Genomic sequencing has connected a unique Victorian strain of COVID-19 to the outbreak in southwest Sydney.

The Crossroads Hotel in southwest Sydney. Picture: Getty Images
The Crossroads Hotel in southwest Sydney. Picture: Getty Images

Genomic sequencing has connected a unique Victorian strain of COVID-19 to the outbreak in southwest Sydney after virus detectives traced the contagion back to a Melbourne freight worker who told doctors he didn’t think he was “particularly unwell” when he attended a work party at the Crossroads Hotel on July 3.

Health Minister Brad Hazzard said NSW was entering a “war zone” after cases linked to the Crossroads Hotel cluster in Casula jumped to 34 on Wednesday.

“We have had massive pressure in the pop-up clinics,” Mr Hazzard said, adding that almost 3300 people had come forward for testing on Tuesday at the Crossroads Hotel and Picton Imperial Hotel.

Chief Health Officer Kerry Chant said already stretched health workers would continue to aim for “high rates of testing”, despite clear signs that pop-up clinics in Sydney’s southwest were under strain. “I’m very concerned about areas where we may have had a number of visitors from Melbourne — in particular from the Mitchell Shire — and also particularly the coastal suburbs and our border communities,” she said.

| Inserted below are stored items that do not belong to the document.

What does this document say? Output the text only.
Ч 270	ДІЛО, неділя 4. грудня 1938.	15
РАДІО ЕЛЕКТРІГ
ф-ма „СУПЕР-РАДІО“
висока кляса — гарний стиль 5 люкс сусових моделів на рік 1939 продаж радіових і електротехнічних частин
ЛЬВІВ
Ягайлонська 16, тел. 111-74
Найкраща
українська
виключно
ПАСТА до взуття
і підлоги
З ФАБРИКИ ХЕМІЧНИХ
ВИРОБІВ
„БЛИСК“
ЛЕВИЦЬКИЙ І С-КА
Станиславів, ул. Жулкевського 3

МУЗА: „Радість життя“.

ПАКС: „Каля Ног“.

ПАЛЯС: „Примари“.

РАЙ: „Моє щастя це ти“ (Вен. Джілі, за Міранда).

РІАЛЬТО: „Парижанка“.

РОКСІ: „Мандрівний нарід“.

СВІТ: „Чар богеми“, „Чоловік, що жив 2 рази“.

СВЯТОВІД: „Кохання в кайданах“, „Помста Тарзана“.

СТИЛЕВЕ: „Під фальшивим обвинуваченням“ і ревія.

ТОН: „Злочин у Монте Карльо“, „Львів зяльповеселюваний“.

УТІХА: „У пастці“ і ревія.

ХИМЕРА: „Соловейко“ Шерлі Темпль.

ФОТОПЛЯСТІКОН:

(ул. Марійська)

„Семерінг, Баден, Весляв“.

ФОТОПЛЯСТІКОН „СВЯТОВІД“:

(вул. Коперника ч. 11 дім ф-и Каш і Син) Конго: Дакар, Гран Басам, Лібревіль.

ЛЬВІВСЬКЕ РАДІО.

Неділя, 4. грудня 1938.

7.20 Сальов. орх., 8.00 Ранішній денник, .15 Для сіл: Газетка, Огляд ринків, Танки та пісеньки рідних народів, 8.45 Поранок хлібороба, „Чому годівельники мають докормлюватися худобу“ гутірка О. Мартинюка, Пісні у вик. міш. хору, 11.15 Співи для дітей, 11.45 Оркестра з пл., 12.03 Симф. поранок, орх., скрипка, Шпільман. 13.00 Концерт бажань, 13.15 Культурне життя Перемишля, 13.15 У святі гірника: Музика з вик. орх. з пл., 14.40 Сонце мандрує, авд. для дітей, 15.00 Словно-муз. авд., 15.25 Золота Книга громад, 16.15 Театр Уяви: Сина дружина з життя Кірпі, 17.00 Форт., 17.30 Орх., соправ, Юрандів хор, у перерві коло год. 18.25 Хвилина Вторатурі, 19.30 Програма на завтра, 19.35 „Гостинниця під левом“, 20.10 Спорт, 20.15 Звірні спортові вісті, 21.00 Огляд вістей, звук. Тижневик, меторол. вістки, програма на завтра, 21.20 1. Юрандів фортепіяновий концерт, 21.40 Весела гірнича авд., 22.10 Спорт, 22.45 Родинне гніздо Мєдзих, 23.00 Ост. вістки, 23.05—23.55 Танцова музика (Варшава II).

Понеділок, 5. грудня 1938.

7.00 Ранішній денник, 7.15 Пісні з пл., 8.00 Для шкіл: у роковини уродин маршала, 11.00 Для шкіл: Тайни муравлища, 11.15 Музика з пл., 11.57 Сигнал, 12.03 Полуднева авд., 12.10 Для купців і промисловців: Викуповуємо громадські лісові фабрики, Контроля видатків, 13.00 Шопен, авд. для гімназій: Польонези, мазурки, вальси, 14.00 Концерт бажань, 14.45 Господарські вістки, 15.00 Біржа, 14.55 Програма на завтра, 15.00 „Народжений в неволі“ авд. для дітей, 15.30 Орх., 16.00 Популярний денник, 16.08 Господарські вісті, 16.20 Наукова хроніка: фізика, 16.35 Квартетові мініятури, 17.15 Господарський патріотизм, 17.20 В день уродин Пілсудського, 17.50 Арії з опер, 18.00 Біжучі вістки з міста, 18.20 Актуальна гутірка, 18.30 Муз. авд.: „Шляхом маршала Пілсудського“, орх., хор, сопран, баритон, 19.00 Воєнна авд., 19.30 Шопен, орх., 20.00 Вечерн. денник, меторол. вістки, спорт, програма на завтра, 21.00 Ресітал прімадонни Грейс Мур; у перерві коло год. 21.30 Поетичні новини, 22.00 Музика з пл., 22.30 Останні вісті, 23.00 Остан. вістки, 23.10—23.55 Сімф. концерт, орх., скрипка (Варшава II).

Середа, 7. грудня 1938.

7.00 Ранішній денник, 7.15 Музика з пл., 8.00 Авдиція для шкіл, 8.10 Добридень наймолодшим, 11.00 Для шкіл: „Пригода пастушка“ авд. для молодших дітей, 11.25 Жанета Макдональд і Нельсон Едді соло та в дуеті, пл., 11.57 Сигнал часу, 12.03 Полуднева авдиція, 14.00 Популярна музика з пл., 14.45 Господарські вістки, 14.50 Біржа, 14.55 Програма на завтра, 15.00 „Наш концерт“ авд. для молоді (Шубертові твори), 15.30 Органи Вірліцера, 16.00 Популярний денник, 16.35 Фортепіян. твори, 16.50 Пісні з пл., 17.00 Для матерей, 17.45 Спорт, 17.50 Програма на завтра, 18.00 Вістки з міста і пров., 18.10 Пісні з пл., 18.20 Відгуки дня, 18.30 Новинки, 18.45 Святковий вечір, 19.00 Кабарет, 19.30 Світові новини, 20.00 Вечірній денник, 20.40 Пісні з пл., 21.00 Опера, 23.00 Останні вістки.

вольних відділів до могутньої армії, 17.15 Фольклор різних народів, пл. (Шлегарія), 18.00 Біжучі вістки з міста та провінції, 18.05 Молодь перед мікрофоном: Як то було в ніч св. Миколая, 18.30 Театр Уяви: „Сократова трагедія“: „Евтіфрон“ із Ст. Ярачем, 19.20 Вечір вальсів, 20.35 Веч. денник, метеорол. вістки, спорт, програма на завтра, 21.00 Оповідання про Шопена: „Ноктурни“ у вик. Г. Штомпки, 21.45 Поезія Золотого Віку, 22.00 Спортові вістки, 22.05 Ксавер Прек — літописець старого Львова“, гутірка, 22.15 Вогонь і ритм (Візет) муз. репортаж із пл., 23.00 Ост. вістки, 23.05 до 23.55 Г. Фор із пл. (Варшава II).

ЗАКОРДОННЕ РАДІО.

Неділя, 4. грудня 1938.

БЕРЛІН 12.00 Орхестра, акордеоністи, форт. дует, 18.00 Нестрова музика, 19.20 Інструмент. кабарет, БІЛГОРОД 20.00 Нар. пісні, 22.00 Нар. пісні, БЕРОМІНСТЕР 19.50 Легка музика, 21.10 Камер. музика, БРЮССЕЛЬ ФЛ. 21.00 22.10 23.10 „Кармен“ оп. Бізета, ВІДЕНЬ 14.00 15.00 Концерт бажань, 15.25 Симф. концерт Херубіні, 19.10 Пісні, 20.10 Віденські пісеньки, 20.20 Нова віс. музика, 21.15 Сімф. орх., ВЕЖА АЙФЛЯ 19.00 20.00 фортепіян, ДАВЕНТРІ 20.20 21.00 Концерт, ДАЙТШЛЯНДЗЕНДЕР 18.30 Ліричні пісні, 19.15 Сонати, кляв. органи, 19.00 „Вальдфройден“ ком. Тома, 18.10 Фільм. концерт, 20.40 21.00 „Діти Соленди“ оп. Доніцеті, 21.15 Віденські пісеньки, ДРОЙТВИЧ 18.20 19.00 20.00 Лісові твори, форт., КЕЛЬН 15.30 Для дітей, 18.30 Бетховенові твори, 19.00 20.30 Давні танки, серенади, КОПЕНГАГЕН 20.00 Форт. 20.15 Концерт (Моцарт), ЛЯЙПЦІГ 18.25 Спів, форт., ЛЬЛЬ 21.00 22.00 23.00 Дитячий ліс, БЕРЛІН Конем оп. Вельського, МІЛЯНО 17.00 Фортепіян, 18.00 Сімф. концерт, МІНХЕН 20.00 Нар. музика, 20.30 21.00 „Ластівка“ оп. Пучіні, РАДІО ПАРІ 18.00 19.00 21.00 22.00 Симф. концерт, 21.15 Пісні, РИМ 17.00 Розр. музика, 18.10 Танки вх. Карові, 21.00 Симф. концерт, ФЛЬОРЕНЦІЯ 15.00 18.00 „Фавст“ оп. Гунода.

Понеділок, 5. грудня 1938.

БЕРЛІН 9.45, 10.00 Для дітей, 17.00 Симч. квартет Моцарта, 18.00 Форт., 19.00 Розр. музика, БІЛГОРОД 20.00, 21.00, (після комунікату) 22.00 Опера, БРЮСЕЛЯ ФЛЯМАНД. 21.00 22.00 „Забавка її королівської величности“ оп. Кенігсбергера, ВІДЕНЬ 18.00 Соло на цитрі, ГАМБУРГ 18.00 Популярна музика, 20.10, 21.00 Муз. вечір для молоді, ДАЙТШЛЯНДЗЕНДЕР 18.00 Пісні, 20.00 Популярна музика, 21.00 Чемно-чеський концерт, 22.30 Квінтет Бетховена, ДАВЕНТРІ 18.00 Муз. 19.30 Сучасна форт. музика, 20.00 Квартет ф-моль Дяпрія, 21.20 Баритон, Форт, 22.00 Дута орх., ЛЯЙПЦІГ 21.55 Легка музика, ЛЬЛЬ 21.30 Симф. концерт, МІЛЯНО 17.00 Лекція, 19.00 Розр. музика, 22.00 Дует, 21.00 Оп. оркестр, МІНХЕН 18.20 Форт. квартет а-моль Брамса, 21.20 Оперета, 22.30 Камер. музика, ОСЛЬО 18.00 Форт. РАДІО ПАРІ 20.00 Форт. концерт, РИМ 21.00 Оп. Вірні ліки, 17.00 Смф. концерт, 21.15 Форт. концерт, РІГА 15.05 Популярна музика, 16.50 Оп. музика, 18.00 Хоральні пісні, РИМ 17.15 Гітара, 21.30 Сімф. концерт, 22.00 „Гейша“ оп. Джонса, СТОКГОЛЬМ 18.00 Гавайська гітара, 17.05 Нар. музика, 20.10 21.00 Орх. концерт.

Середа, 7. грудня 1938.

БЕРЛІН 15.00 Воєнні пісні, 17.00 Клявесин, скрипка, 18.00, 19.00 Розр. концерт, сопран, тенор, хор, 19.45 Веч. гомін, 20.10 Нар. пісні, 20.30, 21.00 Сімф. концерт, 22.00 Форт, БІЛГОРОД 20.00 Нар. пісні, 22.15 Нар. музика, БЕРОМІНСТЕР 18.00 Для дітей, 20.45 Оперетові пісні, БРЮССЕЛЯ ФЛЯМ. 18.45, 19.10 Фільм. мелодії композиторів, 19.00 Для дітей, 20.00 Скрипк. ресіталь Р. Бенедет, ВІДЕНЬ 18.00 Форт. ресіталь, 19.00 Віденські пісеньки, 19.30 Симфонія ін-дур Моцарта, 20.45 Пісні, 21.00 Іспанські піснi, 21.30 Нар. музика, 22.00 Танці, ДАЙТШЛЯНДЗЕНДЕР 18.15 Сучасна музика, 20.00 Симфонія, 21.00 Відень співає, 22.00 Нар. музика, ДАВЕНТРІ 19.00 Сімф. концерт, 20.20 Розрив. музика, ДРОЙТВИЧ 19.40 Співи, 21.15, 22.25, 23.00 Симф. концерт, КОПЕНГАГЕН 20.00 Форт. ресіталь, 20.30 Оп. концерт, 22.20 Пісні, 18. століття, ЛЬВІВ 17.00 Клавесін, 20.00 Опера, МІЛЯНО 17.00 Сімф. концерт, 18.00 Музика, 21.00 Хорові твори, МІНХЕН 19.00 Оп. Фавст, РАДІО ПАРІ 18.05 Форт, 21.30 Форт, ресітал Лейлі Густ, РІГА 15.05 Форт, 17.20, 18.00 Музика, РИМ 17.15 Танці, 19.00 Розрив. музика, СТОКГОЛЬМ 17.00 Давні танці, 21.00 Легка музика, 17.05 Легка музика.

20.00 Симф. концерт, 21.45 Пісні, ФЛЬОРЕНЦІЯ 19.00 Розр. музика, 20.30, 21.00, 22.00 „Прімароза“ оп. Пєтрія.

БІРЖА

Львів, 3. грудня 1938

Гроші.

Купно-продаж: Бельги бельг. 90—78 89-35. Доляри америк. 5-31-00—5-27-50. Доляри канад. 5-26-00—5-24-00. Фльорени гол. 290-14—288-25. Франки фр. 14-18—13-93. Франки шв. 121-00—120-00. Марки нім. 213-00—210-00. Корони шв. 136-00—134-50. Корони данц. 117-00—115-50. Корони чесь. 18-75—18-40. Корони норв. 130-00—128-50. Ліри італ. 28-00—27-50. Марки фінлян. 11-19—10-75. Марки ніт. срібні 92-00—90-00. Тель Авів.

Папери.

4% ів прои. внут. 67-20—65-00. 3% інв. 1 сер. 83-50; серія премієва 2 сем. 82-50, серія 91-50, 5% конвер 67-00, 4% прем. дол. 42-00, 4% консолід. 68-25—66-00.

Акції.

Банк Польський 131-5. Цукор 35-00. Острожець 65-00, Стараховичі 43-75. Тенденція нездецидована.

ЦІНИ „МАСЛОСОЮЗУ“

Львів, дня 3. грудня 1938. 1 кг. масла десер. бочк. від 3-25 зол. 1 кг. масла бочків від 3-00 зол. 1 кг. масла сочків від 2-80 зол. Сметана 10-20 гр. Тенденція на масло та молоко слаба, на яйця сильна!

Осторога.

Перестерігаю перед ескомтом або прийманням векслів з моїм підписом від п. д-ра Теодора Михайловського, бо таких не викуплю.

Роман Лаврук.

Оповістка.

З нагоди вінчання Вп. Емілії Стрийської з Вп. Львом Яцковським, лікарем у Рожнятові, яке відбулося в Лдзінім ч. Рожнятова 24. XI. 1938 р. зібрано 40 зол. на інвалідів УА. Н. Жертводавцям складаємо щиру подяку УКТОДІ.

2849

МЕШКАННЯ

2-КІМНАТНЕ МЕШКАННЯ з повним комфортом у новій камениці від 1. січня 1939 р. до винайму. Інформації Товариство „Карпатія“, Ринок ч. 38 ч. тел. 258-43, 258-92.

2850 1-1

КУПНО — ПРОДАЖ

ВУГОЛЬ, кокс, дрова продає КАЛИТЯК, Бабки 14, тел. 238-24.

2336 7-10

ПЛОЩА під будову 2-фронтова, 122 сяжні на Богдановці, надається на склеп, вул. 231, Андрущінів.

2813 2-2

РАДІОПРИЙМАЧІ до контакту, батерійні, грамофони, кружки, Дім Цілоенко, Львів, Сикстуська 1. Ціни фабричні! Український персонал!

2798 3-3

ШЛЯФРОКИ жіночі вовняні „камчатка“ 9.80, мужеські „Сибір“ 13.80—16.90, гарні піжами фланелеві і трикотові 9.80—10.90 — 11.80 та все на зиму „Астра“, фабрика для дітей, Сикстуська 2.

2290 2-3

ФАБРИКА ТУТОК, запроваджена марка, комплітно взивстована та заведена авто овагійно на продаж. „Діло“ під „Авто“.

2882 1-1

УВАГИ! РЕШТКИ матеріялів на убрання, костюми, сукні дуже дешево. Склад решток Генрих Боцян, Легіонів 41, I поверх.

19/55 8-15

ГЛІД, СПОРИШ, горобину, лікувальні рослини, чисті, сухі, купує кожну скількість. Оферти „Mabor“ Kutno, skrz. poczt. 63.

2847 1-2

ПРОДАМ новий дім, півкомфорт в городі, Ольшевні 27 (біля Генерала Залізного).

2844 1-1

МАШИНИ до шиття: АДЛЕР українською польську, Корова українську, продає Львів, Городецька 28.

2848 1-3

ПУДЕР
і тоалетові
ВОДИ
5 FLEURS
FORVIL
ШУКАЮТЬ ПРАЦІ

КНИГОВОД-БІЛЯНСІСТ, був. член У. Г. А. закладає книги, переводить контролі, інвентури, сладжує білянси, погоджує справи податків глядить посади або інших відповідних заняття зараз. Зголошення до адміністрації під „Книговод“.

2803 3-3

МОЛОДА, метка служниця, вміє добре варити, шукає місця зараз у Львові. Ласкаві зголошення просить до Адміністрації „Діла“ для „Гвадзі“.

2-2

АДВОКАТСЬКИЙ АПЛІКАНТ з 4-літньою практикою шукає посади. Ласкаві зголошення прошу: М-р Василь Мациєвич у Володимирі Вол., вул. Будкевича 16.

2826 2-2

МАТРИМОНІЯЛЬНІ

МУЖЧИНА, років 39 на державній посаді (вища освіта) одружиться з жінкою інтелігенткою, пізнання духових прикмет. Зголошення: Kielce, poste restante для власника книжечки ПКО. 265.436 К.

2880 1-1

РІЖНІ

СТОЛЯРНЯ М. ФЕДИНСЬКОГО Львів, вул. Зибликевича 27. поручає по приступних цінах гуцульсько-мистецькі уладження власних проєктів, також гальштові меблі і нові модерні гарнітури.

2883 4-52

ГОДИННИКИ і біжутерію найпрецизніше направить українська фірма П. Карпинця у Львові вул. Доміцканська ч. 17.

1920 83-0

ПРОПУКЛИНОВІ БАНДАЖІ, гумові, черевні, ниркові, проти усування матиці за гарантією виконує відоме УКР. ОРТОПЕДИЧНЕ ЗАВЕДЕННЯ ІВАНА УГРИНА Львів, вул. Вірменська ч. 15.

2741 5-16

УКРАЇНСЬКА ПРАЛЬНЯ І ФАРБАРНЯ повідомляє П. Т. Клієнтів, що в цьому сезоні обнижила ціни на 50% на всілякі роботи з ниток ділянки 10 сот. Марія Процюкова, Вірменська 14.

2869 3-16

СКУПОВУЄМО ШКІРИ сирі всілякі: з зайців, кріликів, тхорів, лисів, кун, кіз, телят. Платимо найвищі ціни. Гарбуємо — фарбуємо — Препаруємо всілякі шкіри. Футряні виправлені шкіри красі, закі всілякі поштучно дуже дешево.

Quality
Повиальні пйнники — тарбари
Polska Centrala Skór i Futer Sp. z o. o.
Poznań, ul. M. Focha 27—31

Long queues of cars were observed for a fourth straight day outside the Crossroads Hotel on Wednesday, despite NSW Health opening two further pop-up clinics at the nearby suburbs of Leumeah and Prestons.

Health officials urged people to visit walk-in clinics at Liverpool Hospital, Campbelltown Hospital, Camden Hospital, Bankstown Hospital and Fairfield Hospital in a bid to ease pressure on drive-through clinics.

Jennie Musto — described as NSW Health’s “chief virus detective” — said Sydney’s ballooning Crossroads Hotel cluster had been traced back to a dinner party attended by colleagues from the same workplace. “A man from Melbourne came into a workplace in Sydney, and then there’s some transmission within that workplace,” she said.

“Then they all went to a party that night of the third of July. This is where it all began.

“From there, we’ve uncovered an additional 32 cases to the Crossroads Hotel and from there we’ve learned that the most likely link.”

The man worked in the freight industry but was not driving a truck when he travelled to Sydney on June 30.

Dr Chant said there was just one recent case — a man from the Blue Mountains — whose virus strain does not match the Victorian strain.

The possibility of community spread, however, could not be dismissed unless health officials were able to definitively rule out a link between the Blue Mountains case and Victoria’s outbreak, she said.

Dr Chant said health officials needed a “two-week period of ­assurance” to confirm virus detectives had blocked the chains of transmission from the Crossroads cluster.

Even so, the breakthrough has not come in time for at least 19 struggling pubs, clubs and restaurants in southwest Sydney that were forced to close their doors after their businesses were potentially exposed to the virus by infected customers.

The Wests Leagues Club in Leu­meah and Macarthur Tavern in Campbelltown said their doors would be shut from Wednesday after infected patrons linked to the Crossroads cluster visited the ­venues at the weekend.

A Woolworths store at Bowral in the Southern Highlands confirmed on Wednesday that a staff member returned a positive after working there on July 12.

In 24 hours to 8pm Tuesday, there were 13 new cases in NSW.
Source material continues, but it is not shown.